Ярет бесстрастно посмотрел на второго сокольничего, потом молча отвернулся.

Торопливо заговорил Ранал, заполняя опасную паузу:

— А можно определить, когда подходишь опасно близко к этим волшебным ловушкам?

— Нет, пока не окажешься захваченным одной из них. Густой туман, в котором можно задохнуться, иллюзорные армии, звери с клыками в твою руку — о, волшебницы много интересного приготовили здесь для неосторожных путников. Хуже всего, когда перед тобой показывается скала, и тебе приходится свернуть, а единственная возможность свернуть приводит в болота.

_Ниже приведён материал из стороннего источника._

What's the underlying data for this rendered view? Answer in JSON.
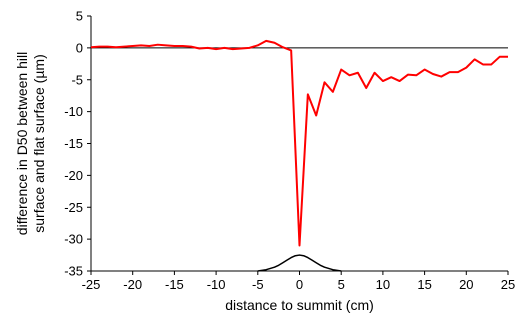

Сама земля ведет тебя туда. Если только ты не знаешь каждый камень, как собственного брата, и сумеешь отличить ложный от настоящего, будешь блуждать и никогда не поймешь разницы. — Гирван покачал головой. — Сам я никогда не могу сказать, какой камень настоящий, а какой нет, даже когда у меня под ногами твердая почва.

Но это неважно. Важно то, что ловушки не позволяют Ализону пройти и ударить Эсткарпу во фланг.

— Не позволяли до последнего времени, — поправил Ранал. — Что ж, если нас ждут с одной стороны горы, с другой — болота, а посредине волшебство, я предпочту волшебство. Оно не так опасно, в конечном счете.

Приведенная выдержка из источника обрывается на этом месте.